EDITOR’S NOTE: Every Tuesday, columnist Neil Ball shares photos and profiles of local birds that he’s seen, studied and photographed in our area.

Meet the American Robin

By Neil Ball

The American Robin is one of the main stays of any grassy area in the United States. They are so well known that you really don’t need an introduction. You can find them in the bayous of Louisiana to the slopes of Mount Rainier. These birds are everywhere, especially at this time of the year.

In our area, the American Robin has two to three broods a year with three to five chicks per clutch. The Robin nesting under our deck is on her second batch of three, which is the same number of chicks per brood as last year. The female, after building her nest, will lay her eggs. She patiently incubates the eggs for two weeks until they hatch. The chicks take only two weeks from being a featherless, sightless chick to one that will leave the coop. Mom and Dad will still tend to the fledged chicks for another two weeks until they are on their own. Once Mom and Dad experience the empty nest, they set their sights on the next brood. There is no rest for these prolific parents however. But that is good, because it is estimated that only 25% of the chicks survive the first year, and although the life expectancy of a Robin is up to 14 years, the average is only 2 years. It is quite the statistical curve.

What the Robin eats, or at least how they find it, has been a constant source of discussion in the bird world. When they search your lawn for food, they will tilt their head to one side. The question is are they looking (their eye is on the side of their head) or listening (duh, so is their ear)? Most scientists believe they are using their eyesight to spot the movement of an earthworm on the surface.

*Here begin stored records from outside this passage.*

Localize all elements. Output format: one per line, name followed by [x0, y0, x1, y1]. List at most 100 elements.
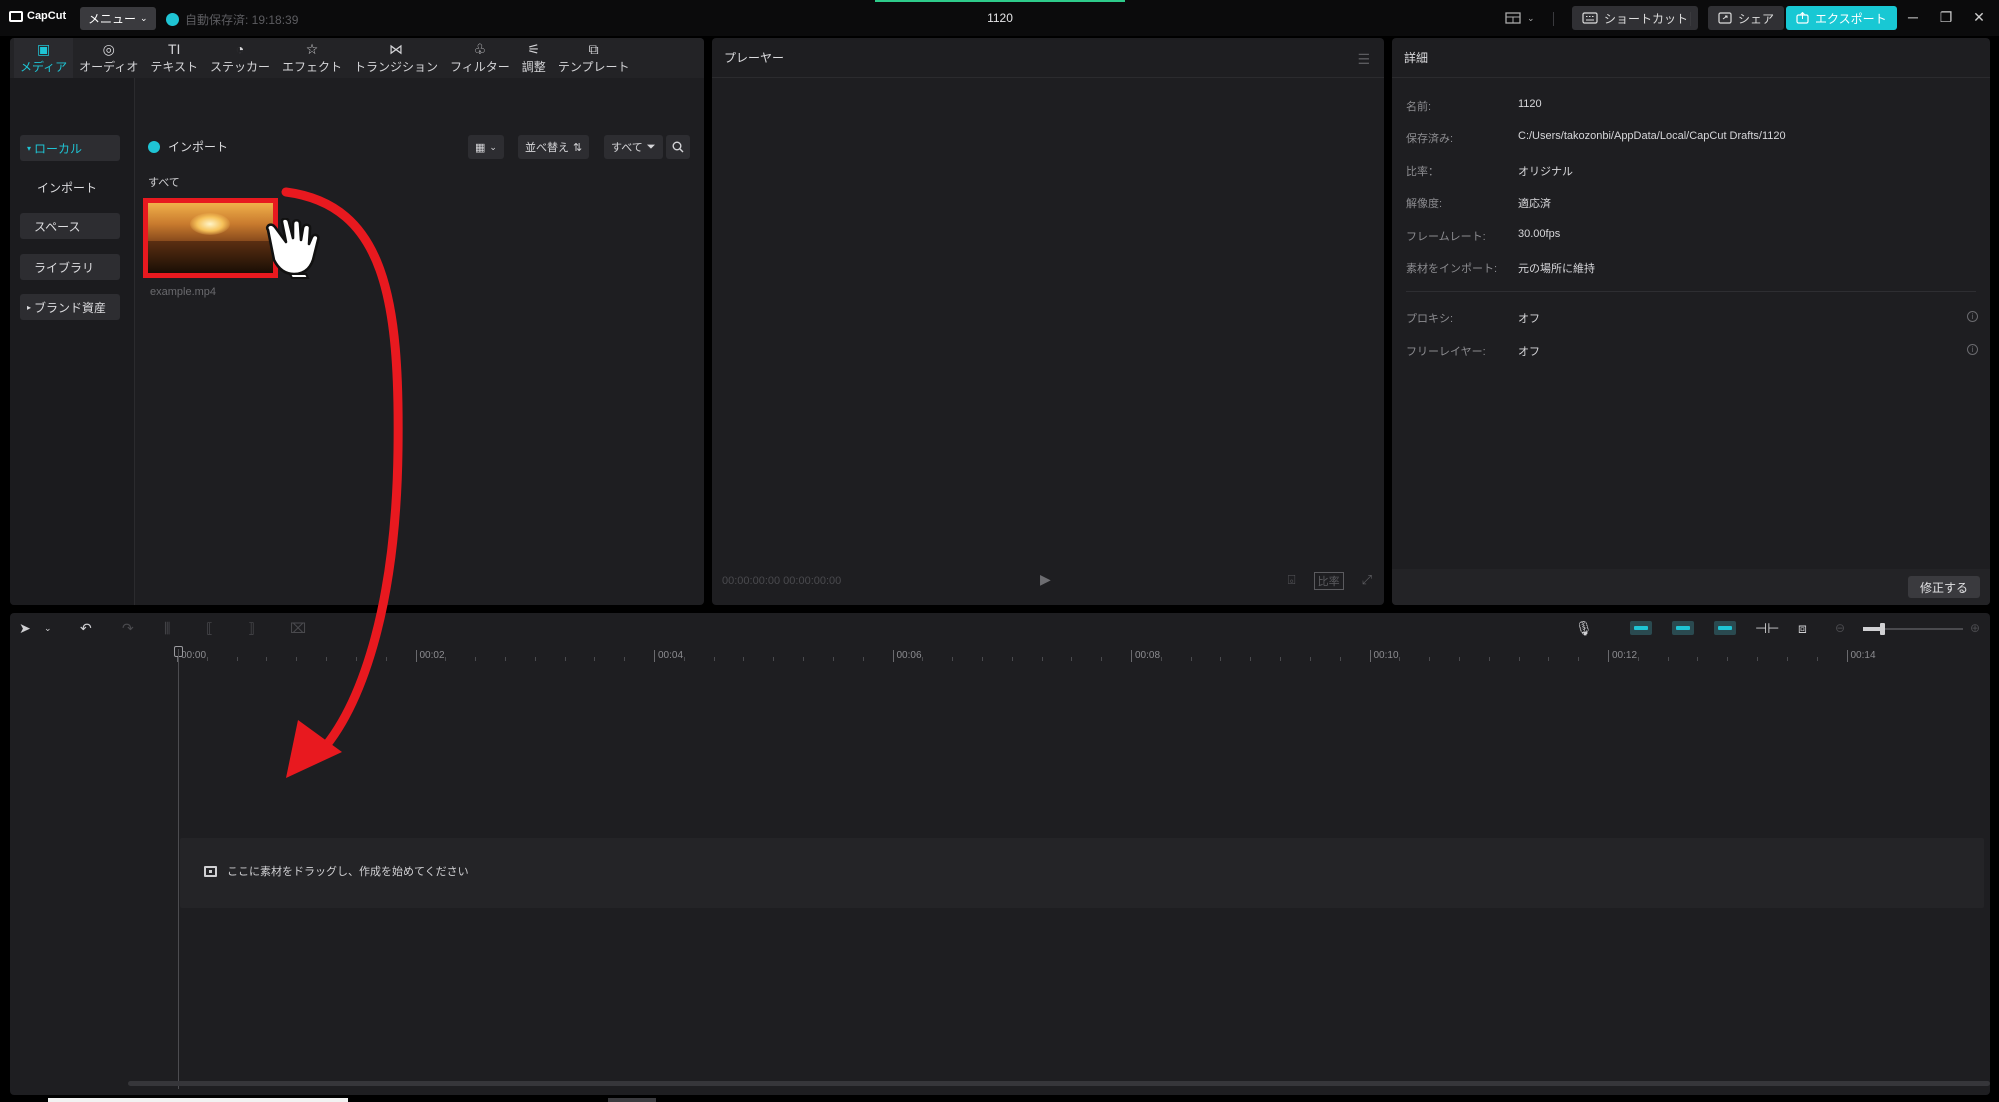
ruler-minor-tick — [1041, 657, 1043, 661]
auto-snap-icon[interactable] — [1672, 621, 1694, 635]
tab-effect[interactable]: ☆ エフェクト — [276, 38, 348, 78]
minimize-button[interactable]: ─ — [1903, 9, 1923, 25]
ruler-minor-tick — [1190, 657, 1192, 661]
bottom-edge-strip — [608, 1098, 656, 1102]
shortcut-button[interactable]: ショートカット — [1572, 6, 1699, 30]
media-file-name: example.mp4 — [150, 286, 217, 298]
tab-adjust[interactable]: ⚟ 調整 — [516, 38, 552, 78]
split-track-icon[interactable]: ⊣⊢ — [1755, 620, 1779, 637]
ruler-minor-tick — [922, 657, 924, 661]
undo-icon[interactable]: ↶ — [80, 620, 92, 637]
detail-row-saved: 保存済み: C:/Users/takozonbi/AppData/Local/C… — [1406, 130, 1786, 146]
detail-key: 保存済み: — [1406, 133, 1454, 145]
all-section-label: すべて — [148, 177, 180, 189]
sidebar-item-import[interactable]: インポート — [20, 174, 120, 200]
sidebar-item-library[interactable]: ライブラリ — [20, 254, 120, 280]
keyboard-icon — [1582, 12, 1598, 24]
tab-filter[interactable]: ♧ フィルター — [444, 38, 516, 78]
autosave-check-icon — [166, 13, 179, 26]
info-icon[interactable]: i — [1967, 344, 1978, 355]
playhead[interactable] — [178, 649, 179, 1089]
ruler-minor-tick — [355, 657, 357, 661]
ruler-minor-tick — [1786, 657, 1788, 661]
tab-transition[interactable]: ⋈ トランジション — [348, 38, 444, 78]
ruler-minor-tick — [475, 657, 477, 661]
ruler-minor-tick — [1429, 657, 1431, 661]
tab-sticker[interactable]: ◔ ステッカー — [204, 38, 276, 78]
menu-icon[interactable]: ☰ — [1357, 51, 1370, 68]
media-thumbnail[interactable] — [143, 198, 278, 278]
modify-button[interactable]: 修正する — [1907, 576, 1980, 598]
view-mode-button[interactable]: ▦ ⌄ — [468, 135, 504, 159]
sort-label: 並べ替え — [525, 142, 569, 154]
media-tab-bar: ▣ メディア ◎ オーディオ TI テキスト ◔ ステッカー ☆ エフェクト ⋈… — [10, 38, 704, 78]
timeline-toolbar: ➤ ⌄ ↶ ↷ ⫼ ⟦ ⟧ ⌧ 🎙 ⊣⊢ ⧈ ⊖ ⊕ — [10, 613, 1990, 645]
ruler-tick-label: 00:10 — [1369, 650, 1399, 662]
sidebar-item-space[interactable]: スペース — [20, 213, 120, 239]
play-button[interactable]: ▶ — [1040, 571, 1051, 588]
linkage-icon[interactable] — [1714, 621, 1736, 635]
zoom-handle[interactable] — [1880, 623, 1885, 635]
timeline-ruler[interactable]: 00:00 00:02 00:04 00:06 00:08 00:10 00:12 00:14 — [10, 645, 1990, 667]
shortcut-label: ショートカット — [1604, 11, 1689, 26]
detail-key: 解像度: — [1406, 198, 1443, 210]
close-button[interactable]: ✕ — [1969, 9, 1989, 26]
select-cursor-icon[interactable]: ➤ — [19, 620, 31, 637]
media-sidebar: ▾ ローカル インポート スペース ライブラリ ▸ ブランド資産 — [10, 78, 135, 605]
media-icon: ▣ — [36, 40, 51, 57]
timeline-scrollbar[interactable] — [128, 1081, 1990, 1086]
export-button[interactable]: エクスポート — [1786, 6, 1897, 30]
share-button[interactable]: シェア — [1708, 6, 1785, 30]
ruler-minor-tick — [1339, 657, 1341, 661]
tab-audio[interactable]: ◎ オーディオ — [73, 38, 144, 78]
media-content: インポート ▦ ⌄ 並べ替え ⇅ すべて ⏷ すべて example.mp4 — [136, 78, 704, 605]
media-panel: ▣ メディア ◎ オーディオ TI テキスト ◔ ステッカー ☆ エフェクト ⋈… — [10, 38, 704, 605]
adjust-icon: ⚟ — [527, 40, 541, 57]
microphone-icon[interactable]: 🎙 — [1575, 620, 1593, 637]
bottom-edge-strip — [48, 1098, 348, 1102]
zoom-in-icon[interactable]: ⊕ — [1970, 621, 1980, 635]
sort-button[interactable]: 並べ替え ⇅ — [518, 135, 590, 159]
ratio-button[interactable]: 比率 — [1313, 572, 1344, 590]
restore-button[interactable]: ❐ — [1936, 9, 1956, 26]
preview-axis-icon[interactable]: ⧈ — [1798, 620, 1807, 637]
ruler-minor-tick — [862, 657, 864, 661]
capcut-logo: CapCut — [9, 10, 66, 22]
tab-media[interactable]: ▣ メディア — [14, 38, 74, 78]
info-icon[interactable]: i — [1967, 311, 1978, 322]
hand-cursor-icon — [265, 218, 320, 279]
tab-template[interactable]: ⧉ テンプレート — [552, 38, 636, 78]
layout-switch-button[interactable]: ⌄ — [1505, 6, 1535, 30]
import-button[interactable]: インポート — [148, 138, 228, 155]
ruler-minor-tick — [981, 657, 983, 661]
title-bar: CapCut メニュー ⌄ 自動保存済: 19:18:39 1120 ⌄ ショー… — [0, 0, 1999, 36]
tab-label: エフェクト — [282, 59, 343, 74]
player-timecode: 00:00:00:00 00:00:00:00 — [722, 575, 842, 587]
ruler-minor-tick — [1101, 657, 1103, 661]
chevron-down-icon: ⌄ — [1527, 12, 1535, 23]
sidebar-item-local[interactable]: ▾ ローカル — [20, 135, 120, 161]
sidebar-item-brand-assets[interactable]: ▸ ブランド資産 — [20, 294, 120, 320]
grid-icon: ▦ — [475, 141, 486, 154]
detail-value: オリジナル — [1518, 166, 1573, 178]
search-icon — [672, 141, 684, 153]
menu-button[interactable]: メニュー ⌄ — [80, 7, 156, 30]
search-button[interactable] — [666, 135, 690, 159]
ruler-minor-tick — [385, 657, 387, 661]
snapshot-icon[interactable]: ⌻ — [1288, 572, 1296, 590]
ruler-minor-tick — [1458, 657, 1460, 661]
tab-text[interactable]: TI テキスト — [144, 38, 204, 78]
capcut-logo-icon — [9, 10, 23, 22]
tab-label: オーディオ — [79, 59, 139, 74]
chevron-down-icon[interactable]: ⌄ — [44, 623, 52, 634]
trim-left-icon: ⟦ — [206, 620, 213, 636]
ruler-minor-tick — [1399, 657, 1401, 661]
ruler-tick-label: 00:12 — [1608, 650, 1637, 662]
main-track-magnet-icon[interactable] — [1630, 621, 1652, 635]
ruler-tick-label: 00:04 — [654, 650, 683, 662]
fullscreen-icon[interactable]: ⤢ — [1362, 572, 1372, 590]
zoom-out-icon[interactable]: ⊖ — [1835, 621, 1845, 635]
ruler-minor-tick — [1697, 657, 1699, 661]
filter-button[interactable]: すべて ⏷ — [604, 135, 663, 159]
ruler-minor-tick — [683, 657, 685, 661]
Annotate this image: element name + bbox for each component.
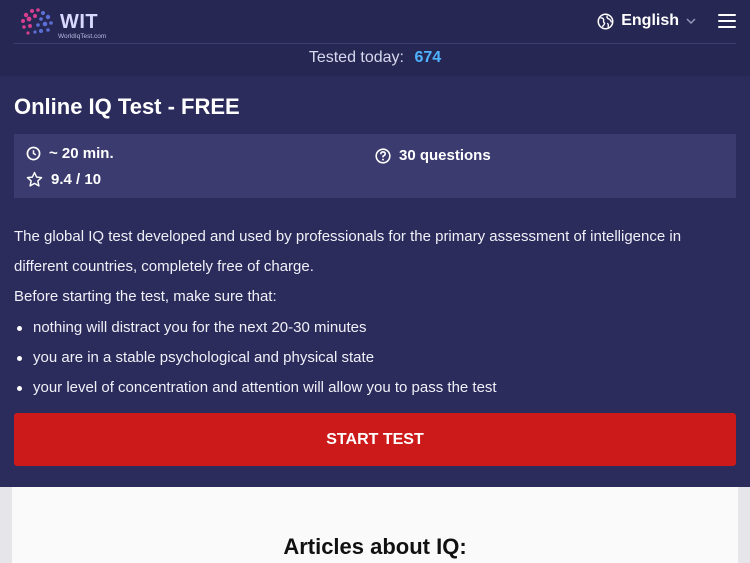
list-item: nothing will distract you for the next 2…: [14, 313, 736, 343]
duration-item: ~ 20 min.: [26, 145, 114, 162]
clock-icon: [26, 146, 41, 161]
language-label: English: [621, 12, 679, 29]
globe-icon: [597, 13, 614, 29]
before-starting-label: Before starting the test, make sure that…: [14, 288, 277, 305]
questions-item: 30 questions: [375, 147, 491, 164]
questions-text: 30 questions: [399, 147, 491, 164]
logo-text: WIT: [60, 11, 99, 33]
site-logo[interactable]: WIT WorldIqTest.com: [18, 5, 106, 41]
articles-title: Articles about IQ:: [283, 534, 467, 559]
brain-logo-icon: [21, 8, 53, 35]
articles-section: Articles about IQ:: [0, 487, 750, 563]
tested-today-bar: Tested today: 674: [0, 44, 750, 76]
test-info-box: ~ 20 min. 9.4 / 10 30 questions: [14, 134, 736, 198]
star-icon: [26, 171, 43, 187]
rating-text: 9.4 / 10: [51, 171, 102, 188]
hamburger-menu-icon[interactable]: [718, 14, 736, 28]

Being able to localize an earthworm with a single ear would be much more difficult, so I lean towards the seeing rather than hearing. The seeing is much more apparent when the rascals get into your blueberries. Being able to vary their diet (40% worm like things, 60% your favorite berries) is one of the things that helps them stay in our area year-round.

And what about their song? Well, the Robin has a varied song book. They are excellent indicators of predators in the area with their alarm calls, or their addition to the morning song, or their evening song. They are not a quiet bird. There is even a book written to describe what the Robin says and just what (the author thinks) it means.

The next time you see an American Robin in your yard or park, think of it as a doting parent, sharp-eyed hunter, blueberry thief, and lookout that is the state bird in three states.

The pictures are of an adult female (they are a little duller than the males) and a juvenile that is in the “feed me” stage.